Skip to content

tenant-observability-stack: Add support for node selector in tenant-observability-config-manager job

Problem

The tenant-observability-config-manager job in the tenant-observability-stack module doesn't support node selector configuration, which causes issues in heterogeneous clusters with different node architectures (e.g., ARM64 vs x86/AMD64).

Currently, when the observability pool is configured to use a different architecture than other nodes in the cluster, the job can be scheduled on incompatible nodes, resulting in image pull errors like:

   Warning  Failed     14m (x4 over 15m)   kubelet            Failed to pull image "registry.gitlab.com/gitlab-com/gl-infra/observability/tenant-observabil │
│ ity/config-manager:v1.9.11": rpc error: code = NotFound desc = failed to pull and unpack image "registry.gitlab.com/gitlab-com/gl-infra/observability/tena │
│ nt-observability/config-manager:v1.9.11": no match for platform in manifest: not found  

Proposal

Add configurable node selector support to the kubernetes_job resource for tenant_observability_config_manager in the module.
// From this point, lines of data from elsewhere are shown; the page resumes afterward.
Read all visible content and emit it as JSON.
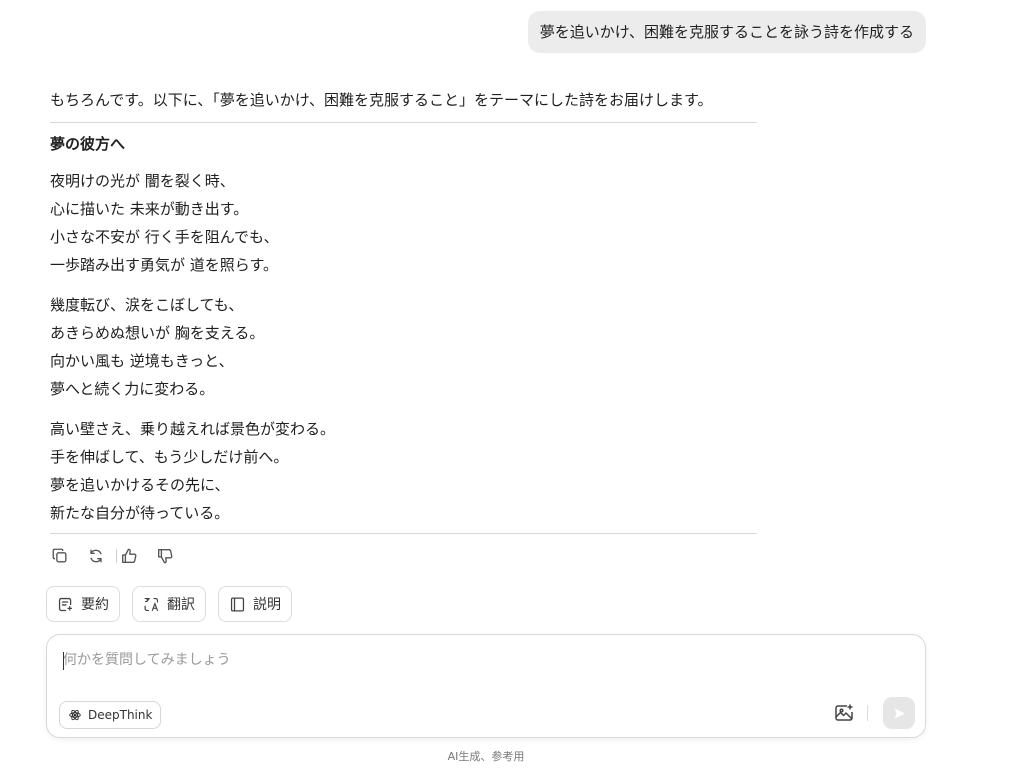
{
  "user_message": "夢を追いかけ、困難を克服することを詠う詩を作成する",
  "answer": {
    "intro": "もちろんです。以下に、「夢を追いかけ、困難を克服すること」をテーマにした詩をお届けします。",
    "poem_title": "夢の彼方へ",
    "stanzas": [
      [
        "夜明けの光が 闇を裂く時、",
        "心に描いた 未来が動き出す。",
        "小さな不安が 行く手を阻んでも、",
        "一歩踏み出す勇気が 道を照らす。"
      ],
      [
        "幾度転び、涙をこぼしても、",
        "あきらめぬ想いが 胸を支える。",
        "向かい風も 逆境もきっと、",
        "夢へと続く力に変わる。"
      ],
      [
        "高い壁さえ、乗り越えれば景色が変わる。",
        "手を伸ばして、もう少しだけ前へ。",
        "夢を追いかけるその先に、",
        "新たな自分が待っている。"
      ]
    ]
  },
  "message_actions": {
    "icons": [
      "copy-icon",
      "regenerate-icon",
      "thumbs-up-icon",
      "thumbs-down-icon"
    ]
  },
  "quick_actions": [
    {
      "label": "要約",
      "icon": "summary-icon"
    },
    {
      "label": "翻訳",
      "icon": "translate-icon"
    },
    {
      "label": "説明",
      "icon": "book-icon"
    }
  ],
  "composer": {
    "placeholder": "何かを質問してみましょう",
    "deepthink_label": "DeepThink"
  },
  "footer": "AI生成、参考用"
}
This would allow users to specify which node pool the job should run on, ensuring compatibility with the architecture-specific container image.

Here's example fix gitlab-com/gl-infra/terraform-modules/observability/tenant-observability-stack@v2.10.0...nodeselector-2.10.0 that resolved issue https://gitlab.com/gitlab-com/gl-infra/gitlab-dedicated/instrumentor/-/merge_requests/5242#note_2444826115 where job was scheduled to Sidekiq node pool (ARM) and not Observability pool (x86).

This configuration will be needed if Dedicated switches to hybrid ARM support.